In its affidavit, the Delhi transport department has pointed out “some shortcomings” in the study conducted by International Centre for Automotive Technology (ICAT) which has scanned about 1.76 lakh vehicles and found the remote sensing technology to be useful.
“As regards the EPCA suggestion for purchase of five machines by the Delhi Transport Department, it is submitted that at this initial stage, this court may consider the purchase of only one or two machines by the Delhi Transport Department and the same can be later increased gradually,” the affidavit said.
It said the number of devices can be increased once sufficient experience over a period of time is gained by the Delhi Transport Department and challenges in implementing the remote sensing in India, as pointed out in the ICAT study, are overcome.

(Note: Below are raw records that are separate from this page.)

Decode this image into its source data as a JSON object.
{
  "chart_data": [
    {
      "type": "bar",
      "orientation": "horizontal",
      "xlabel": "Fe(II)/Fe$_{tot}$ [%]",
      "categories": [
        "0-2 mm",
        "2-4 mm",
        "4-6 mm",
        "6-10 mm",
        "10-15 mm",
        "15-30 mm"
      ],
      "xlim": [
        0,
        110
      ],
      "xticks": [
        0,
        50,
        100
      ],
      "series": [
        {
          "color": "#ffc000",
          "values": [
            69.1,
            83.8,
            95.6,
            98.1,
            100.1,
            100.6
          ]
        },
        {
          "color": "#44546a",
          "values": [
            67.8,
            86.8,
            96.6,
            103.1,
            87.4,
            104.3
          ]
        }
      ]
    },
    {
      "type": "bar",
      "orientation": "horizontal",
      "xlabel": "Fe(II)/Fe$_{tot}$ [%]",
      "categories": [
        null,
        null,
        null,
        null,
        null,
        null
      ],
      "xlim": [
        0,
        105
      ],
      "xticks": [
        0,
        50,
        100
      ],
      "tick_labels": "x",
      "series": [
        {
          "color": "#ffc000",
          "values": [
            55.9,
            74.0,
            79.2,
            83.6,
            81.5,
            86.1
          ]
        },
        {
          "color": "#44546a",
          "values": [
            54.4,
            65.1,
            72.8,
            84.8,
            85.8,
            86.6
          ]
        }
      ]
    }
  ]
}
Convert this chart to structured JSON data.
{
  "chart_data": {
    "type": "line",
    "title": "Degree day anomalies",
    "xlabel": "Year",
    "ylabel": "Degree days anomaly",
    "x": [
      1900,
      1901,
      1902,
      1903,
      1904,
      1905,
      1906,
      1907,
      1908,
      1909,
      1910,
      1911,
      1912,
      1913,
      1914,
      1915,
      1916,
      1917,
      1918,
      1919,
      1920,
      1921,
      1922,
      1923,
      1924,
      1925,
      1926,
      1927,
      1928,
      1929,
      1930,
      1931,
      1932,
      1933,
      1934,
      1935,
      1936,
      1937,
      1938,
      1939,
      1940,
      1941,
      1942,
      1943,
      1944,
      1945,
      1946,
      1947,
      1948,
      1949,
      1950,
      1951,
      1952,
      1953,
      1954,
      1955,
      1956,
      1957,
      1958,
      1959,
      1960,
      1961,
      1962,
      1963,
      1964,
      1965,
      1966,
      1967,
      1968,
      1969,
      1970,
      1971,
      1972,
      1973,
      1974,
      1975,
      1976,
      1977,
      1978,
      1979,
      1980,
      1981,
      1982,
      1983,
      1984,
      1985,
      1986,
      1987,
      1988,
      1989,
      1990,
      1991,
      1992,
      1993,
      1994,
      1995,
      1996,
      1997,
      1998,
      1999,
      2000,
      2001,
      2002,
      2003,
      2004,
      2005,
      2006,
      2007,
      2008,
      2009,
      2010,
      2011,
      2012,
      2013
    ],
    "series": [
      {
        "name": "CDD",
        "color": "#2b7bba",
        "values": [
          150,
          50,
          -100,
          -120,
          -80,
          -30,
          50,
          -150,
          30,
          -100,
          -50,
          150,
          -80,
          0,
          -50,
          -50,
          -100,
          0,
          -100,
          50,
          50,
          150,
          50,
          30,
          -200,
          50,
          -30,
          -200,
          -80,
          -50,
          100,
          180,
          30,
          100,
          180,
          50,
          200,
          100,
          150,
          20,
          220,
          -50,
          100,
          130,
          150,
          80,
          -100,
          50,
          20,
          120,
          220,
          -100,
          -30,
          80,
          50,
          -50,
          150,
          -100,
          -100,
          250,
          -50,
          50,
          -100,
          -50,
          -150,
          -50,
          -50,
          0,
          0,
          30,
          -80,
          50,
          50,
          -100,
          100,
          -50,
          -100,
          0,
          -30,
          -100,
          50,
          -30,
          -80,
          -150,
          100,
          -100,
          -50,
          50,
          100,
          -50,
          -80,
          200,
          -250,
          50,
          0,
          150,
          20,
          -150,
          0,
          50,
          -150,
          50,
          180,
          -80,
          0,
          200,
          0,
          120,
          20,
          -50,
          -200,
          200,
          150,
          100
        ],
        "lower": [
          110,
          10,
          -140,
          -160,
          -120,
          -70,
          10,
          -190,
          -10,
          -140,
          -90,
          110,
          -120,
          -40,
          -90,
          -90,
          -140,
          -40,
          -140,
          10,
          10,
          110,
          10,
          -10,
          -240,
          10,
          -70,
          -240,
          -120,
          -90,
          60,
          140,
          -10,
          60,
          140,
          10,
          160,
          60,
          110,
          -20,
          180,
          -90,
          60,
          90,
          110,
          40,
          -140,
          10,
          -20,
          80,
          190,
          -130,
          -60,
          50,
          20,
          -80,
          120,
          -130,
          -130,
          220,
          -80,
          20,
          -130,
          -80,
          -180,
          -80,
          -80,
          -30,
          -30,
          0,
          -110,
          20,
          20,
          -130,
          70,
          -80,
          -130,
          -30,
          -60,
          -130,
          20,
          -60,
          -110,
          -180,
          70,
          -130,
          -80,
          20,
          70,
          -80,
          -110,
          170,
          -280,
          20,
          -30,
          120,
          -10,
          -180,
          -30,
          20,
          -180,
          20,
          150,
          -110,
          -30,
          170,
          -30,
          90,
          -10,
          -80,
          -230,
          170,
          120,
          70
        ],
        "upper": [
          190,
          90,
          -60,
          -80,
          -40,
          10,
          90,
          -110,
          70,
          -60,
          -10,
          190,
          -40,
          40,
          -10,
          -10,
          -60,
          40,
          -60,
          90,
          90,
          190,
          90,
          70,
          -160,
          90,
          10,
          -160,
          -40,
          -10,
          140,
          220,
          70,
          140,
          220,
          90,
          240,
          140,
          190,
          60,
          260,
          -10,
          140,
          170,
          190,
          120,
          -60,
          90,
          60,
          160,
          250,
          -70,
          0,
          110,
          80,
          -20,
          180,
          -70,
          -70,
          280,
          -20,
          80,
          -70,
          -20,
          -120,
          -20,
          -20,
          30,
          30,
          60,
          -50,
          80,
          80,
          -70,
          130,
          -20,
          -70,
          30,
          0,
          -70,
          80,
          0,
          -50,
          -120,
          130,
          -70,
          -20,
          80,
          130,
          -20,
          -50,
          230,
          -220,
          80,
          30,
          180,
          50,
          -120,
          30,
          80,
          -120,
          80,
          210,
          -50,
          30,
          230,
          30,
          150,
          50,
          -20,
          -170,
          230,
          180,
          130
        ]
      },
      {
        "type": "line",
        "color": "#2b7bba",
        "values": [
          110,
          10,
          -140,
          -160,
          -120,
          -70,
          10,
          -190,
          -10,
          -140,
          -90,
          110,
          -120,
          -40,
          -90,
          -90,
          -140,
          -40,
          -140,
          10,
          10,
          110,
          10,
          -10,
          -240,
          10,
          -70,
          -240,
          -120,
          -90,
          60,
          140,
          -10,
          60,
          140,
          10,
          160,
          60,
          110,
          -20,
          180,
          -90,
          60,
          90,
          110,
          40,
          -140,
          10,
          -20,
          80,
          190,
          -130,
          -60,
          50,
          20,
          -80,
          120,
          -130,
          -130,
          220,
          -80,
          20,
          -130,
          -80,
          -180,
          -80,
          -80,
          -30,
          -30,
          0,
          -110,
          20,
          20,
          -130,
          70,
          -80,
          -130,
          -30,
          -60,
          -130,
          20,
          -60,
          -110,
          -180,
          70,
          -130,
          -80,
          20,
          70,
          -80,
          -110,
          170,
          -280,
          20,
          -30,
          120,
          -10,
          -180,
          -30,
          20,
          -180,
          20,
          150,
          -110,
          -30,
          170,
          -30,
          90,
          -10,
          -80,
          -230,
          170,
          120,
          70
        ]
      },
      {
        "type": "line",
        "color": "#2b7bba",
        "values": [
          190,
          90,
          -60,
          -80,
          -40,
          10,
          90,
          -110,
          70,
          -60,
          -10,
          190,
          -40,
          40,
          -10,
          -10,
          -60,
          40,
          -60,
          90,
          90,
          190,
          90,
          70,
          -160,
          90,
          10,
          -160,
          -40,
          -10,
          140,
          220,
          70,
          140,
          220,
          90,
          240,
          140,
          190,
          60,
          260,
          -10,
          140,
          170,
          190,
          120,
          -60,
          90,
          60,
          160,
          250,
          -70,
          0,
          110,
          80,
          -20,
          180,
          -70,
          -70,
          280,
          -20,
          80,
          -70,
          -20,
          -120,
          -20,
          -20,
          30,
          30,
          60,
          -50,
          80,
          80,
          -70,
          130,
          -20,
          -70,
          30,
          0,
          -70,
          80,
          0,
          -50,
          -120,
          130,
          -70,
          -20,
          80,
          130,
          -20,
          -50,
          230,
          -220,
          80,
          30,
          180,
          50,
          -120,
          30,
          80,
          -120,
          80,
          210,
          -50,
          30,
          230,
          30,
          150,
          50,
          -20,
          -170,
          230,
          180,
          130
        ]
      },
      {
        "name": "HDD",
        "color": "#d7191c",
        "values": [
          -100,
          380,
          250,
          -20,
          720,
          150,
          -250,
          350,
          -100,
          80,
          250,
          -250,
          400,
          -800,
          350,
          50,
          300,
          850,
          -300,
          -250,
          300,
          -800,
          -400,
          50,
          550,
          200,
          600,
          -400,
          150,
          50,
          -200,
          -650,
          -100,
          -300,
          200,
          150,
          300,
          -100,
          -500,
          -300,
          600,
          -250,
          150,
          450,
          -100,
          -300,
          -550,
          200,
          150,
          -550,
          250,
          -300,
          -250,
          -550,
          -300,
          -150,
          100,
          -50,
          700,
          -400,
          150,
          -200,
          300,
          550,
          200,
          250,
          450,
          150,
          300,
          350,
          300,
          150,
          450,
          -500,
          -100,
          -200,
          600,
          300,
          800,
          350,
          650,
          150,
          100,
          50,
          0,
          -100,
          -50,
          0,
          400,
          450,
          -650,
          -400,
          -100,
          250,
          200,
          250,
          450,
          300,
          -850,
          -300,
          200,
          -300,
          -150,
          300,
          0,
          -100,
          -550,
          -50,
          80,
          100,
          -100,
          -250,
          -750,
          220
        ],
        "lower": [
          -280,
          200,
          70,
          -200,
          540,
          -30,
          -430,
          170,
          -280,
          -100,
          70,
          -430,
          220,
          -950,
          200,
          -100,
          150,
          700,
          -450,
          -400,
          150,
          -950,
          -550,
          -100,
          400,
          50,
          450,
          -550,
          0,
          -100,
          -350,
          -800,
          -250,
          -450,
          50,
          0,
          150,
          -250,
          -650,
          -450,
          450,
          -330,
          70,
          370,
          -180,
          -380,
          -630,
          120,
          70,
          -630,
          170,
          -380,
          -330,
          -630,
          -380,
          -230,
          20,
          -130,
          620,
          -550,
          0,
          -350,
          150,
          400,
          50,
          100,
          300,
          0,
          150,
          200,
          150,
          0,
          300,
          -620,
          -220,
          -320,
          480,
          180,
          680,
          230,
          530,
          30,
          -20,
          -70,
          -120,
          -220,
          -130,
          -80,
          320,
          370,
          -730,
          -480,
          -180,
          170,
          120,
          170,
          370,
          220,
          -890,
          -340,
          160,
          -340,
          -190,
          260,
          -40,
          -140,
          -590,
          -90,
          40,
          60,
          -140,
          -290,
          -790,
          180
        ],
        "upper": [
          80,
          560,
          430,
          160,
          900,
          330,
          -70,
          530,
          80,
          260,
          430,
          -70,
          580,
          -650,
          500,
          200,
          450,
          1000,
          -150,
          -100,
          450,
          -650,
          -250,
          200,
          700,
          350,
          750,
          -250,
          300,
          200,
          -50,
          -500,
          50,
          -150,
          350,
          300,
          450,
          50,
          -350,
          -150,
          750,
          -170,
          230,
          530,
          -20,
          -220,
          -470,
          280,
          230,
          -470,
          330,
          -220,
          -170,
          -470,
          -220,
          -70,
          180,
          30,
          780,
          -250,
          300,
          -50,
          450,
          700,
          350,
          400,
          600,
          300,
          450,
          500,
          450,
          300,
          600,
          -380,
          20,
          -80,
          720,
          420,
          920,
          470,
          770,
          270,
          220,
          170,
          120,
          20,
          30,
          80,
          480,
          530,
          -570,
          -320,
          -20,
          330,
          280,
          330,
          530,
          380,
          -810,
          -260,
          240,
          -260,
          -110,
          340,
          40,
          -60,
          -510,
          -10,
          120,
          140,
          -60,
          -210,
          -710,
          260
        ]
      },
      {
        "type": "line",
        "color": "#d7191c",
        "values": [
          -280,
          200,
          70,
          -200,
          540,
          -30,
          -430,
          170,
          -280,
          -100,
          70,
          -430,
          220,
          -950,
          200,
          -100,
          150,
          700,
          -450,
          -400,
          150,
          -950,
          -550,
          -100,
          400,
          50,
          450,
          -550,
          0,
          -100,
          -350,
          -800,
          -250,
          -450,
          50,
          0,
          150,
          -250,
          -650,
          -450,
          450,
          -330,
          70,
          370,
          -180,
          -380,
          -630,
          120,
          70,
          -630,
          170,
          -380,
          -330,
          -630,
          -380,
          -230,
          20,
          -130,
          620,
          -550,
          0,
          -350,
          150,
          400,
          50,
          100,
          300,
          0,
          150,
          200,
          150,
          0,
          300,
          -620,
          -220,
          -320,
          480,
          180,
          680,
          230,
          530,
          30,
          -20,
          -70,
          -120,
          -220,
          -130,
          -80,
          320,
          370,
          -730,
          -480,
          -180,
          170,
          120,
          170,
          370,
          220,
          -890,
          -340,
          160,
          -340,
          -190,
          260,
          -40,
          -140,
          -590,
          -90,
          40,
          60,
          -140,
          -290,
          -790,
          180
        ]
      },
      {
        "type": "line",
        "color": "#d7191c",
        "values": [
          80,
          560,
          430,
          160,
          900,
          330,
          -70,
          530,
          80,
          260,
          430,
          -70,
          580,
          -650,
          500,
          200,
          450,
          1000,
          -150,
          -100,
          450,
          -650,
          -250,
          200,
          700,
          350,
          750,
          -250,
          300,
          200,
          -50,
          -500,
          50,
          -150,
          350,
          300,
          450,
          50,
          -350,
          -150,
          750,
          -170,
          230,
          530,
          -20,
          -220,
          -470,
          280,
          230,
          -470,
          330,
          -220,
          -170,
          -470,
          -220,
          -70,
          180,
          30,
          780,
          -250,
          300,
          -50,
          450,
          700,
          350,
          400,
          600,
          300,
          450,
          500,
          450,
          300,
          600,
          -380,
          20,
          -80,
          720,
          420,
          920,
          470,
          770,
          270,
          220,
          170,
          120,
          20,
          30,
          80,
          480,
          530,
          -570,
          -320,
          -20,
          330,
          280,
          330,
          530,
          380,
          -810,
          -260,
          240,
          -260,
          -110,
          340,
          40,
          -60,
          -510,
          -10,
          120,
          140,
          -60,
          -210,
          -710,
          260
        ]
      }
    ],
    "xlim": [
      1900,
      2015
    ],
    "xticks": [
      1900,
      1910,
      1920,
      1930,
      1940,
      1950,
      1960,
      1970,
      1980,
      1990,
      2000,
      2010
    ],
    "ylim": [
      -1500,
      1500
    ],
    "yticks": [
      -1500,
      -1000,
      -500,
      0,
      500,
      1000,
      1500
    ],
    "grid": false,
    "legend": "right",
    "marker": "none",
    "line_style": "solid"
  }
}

The transport department said it can issues tender for induction of remote sensing devices only after the specifications or standards are fixed by the Ministry of Road Transport and Highways (MoRTH) and machines certified accordingly are available.
In a separate affidavit filed in the apex court, the MoRTH has said that considering the “diversity and extensiveness” of the country, the system of remote sensing programme for monitoring on-road emission of vehicles would be possible only on limited stretches.
“The current programme of pollution check through the PUC centres for the vehicles in the idle condition is suitable and for the time being remains an essential part of the pollution management system,” the MORTH said.
The bench, which posted the matter for further hearing after two months, asked the MORTH to file a status report on the issue of remote sensing technology.
On July 29, the top court had asked the MoRTH and Delhi Transport Department to respond to the EPCA’s report on the use of remote sensing technology to help identify polluting vehicles.
The amicus curiae had earlier told the top court that remote sensing technology would help in checking emission of particulate matter (PM) and other hazardous substances like nitrogen oxides (NOx) and sulphur oxides (SOx) from vehicles.
The EPCA report has said that MoRTH needs to frame rules under the Central Motor Vehicle Act and define the scope and use of remote sensing programme for monitoring and enforcement of on-road emissions.
The report said that transport department of Delhi will be responsible for implementation of the programme in the city and once successful, transport departments of national capital region (NCR) districts can be directed to implement the same.
It said that transport department of Delhi can issue global tender for procurement of remote sensing equipment and its operations.
The issue of remote sensing technology has cropped up before the court when it was hearing a matter relating to air pollution in Delhi-NCR.